La déchéance ne concerne que les personnes possédant une double nationalité et naturalisées françaises. Selon l’article 25 du code civil, ces binationaux peuvent se voir retirer la nationalité française s’ils sont condamnés pour un crime ou délit portant atteinte aux «intérêts fondamentaux de la nation», notamment pour des actes de terrorisme. La mesure, prise par décret, doit être prononcée dans un délai de dix ans après l’acquisition de la nationalité française, quinze ans en cas de terrorisme. Pour les binationaux «nés français», il existe déjà dans le code civil un vieil article, le 23-7, prévoyant que «le Français qui se comporte en fait comme le national d’un pays étranger peut, s’il a la nationalité de ce pays», perdre sa qualité de Français.

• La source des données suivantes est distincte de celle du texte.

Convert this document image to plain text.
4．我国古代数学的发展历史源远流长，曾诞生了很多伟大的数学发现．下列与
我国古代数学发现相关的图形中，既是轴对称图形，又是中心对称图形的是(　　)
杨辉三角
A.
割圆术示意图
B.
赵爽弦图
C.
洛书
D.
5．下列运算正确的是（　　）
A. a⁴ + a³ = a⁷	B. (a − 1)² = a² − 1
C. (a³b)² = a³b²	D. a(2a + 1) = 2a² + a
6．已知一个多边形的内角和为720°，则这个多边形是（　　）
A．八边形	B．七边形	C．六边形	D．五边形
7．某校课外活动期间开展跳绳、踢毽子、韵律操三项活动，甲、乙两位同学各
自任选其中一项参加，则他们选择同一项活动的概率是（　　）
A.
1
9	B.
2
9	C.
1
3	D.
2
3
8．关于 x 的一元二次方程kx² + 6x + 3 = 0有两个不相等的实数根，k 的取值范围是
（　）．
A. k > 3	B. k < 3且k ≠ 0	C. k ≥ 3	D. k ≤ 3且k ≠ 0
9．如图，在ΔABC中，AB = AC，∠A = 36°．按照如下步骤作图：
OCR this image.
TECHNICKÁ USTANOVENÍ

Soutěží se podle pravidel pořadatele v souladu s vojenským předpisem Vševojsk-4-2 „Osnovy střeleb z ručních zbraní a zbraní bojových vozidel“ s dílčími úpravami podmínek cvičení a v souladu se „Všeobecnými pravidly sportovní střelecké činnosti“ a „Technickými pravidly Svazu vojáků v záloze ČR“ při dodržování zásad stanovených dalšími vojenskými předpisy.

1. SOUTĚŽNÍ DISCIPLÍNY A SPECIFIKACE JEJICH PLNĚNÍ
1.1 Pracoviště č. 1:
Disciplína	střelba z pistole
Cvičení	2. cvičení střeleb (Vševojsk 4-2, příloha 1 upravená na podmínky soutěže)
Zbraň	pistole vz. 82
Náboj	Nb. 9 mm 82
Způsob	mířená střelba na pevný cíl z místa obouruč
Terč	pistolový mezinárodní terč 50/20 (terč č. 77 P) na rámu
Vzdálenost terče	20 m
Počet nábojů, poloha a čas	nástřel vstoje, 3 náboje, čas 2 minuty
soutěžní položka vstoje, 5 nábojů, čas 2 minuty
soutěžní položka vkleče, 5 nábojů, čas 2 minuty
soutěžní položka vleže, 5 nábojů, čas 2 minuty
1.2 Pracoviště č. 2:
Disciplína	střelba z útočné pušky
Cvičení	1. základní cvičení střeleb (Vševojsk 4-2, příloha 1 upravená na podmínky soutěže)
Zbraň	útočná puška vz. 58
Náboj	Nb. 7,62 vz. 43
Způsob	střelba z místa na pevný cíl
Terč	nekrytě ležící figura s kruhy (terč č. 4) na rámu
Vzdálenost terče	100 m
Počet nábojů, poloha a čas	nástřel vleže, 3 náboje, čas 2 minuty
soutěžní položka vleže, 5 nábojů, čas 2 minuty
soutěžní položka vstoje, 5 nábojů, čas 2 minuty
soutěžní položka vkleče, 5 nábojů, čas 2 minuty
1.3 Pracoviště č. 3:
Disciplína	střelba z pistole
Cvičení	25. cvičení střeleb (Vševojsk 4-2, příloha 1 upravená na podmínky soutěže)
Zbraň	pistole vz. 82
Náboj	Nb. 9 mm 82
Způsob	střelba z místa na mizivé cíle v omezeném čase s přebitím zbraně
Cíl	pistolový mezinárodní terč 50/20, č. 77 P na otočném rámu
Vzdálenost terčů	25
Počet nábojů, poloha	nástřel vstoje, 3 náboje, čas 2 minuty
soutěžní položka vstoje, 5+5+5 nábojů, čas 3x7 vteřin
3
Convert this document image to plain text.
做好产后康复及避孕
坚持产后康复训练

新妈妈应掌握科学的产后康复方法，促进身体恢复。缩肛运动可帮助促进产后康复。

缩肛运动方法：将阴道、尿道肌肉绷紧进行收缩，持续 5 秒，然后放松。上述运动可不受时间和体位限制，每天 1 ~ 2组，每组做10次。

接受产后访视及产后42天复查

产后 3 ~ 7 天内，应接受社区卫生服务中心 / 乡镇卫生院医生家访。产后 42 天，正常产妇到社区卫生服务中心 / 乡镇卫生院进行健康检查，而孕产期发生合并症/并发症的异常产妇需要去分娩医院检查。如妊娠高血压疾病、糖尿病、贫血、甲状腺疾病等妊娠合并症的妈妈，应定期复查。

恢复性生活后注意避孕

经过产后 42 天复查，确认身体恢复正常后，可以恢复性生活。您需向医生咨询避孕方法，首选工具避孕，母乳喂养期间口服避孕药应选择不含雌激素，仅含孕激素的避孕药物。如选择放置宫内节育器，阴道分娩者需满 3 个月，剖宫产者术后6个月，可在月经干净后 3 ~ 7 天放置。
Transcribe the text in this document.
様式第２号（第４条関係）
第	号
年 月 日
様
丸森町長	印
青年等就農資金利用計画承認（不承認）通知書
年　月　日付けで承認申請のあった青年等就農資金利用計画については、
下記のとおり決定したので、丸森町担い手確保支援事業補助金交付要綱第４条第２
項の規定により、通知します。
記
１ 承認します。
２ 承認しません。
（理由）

Utilisé seulement trois fois sous la Ve, il ne couvrirait pas les actes de terrorisme, l’Etat islamique n’étant pas un Etat reconnu comme tel.
Aujourd’hui, la déchéance ne peut pas non plus frapper les «seuls» Français puisqu’elle les rendrait apatrides. Ce qui est contraire à la Convention européenne sur la nationalité et à la Déclaration universelle des droits de l’homme.

Pourquoi changer la Constitution ?

C’est le point qui fait débat auprès des constitutionnalistes. L’exécutif lui-même hésite et s’en remet au Conseil d’Etat pour tester la robustesse constitutionnelle de cette réforme. D’après Matignon, un simple ajout au code civil ne passerait pas le cap du Conseil constitutionnel. «Il avait mis des bornes, des conditions très strictes», rappelle-t-on à la tête du gouvernement. Une allusion à la décision du Conseil constitutionnel du 23 janvier 2015. Celui-ci était alors saisi d’une question prioritaire de constitutionnalité (QPC) contestant une déchéance de nationalité. Les «sages» avaient estimé qu’il existait bien, entre les binationaux ayant acquis la nationalité française et ceux auxquelles cette nationalité avait été attribuée à la naissance, une «différence de traitement», tout en jugeant que celle-ci, «dans un but de lutte contre le terrorisme, ne viol[ait] pas le principe d’égalité». Et ce deux poids-deux mesures était acceptable seulement parce que la loi fixe un délai entre l’acquisition de la nationalité et les faits de terrorisme. Cet encadrement strict fait craindre au gouvernement un veto des sages s’agissant des binationaux nés français.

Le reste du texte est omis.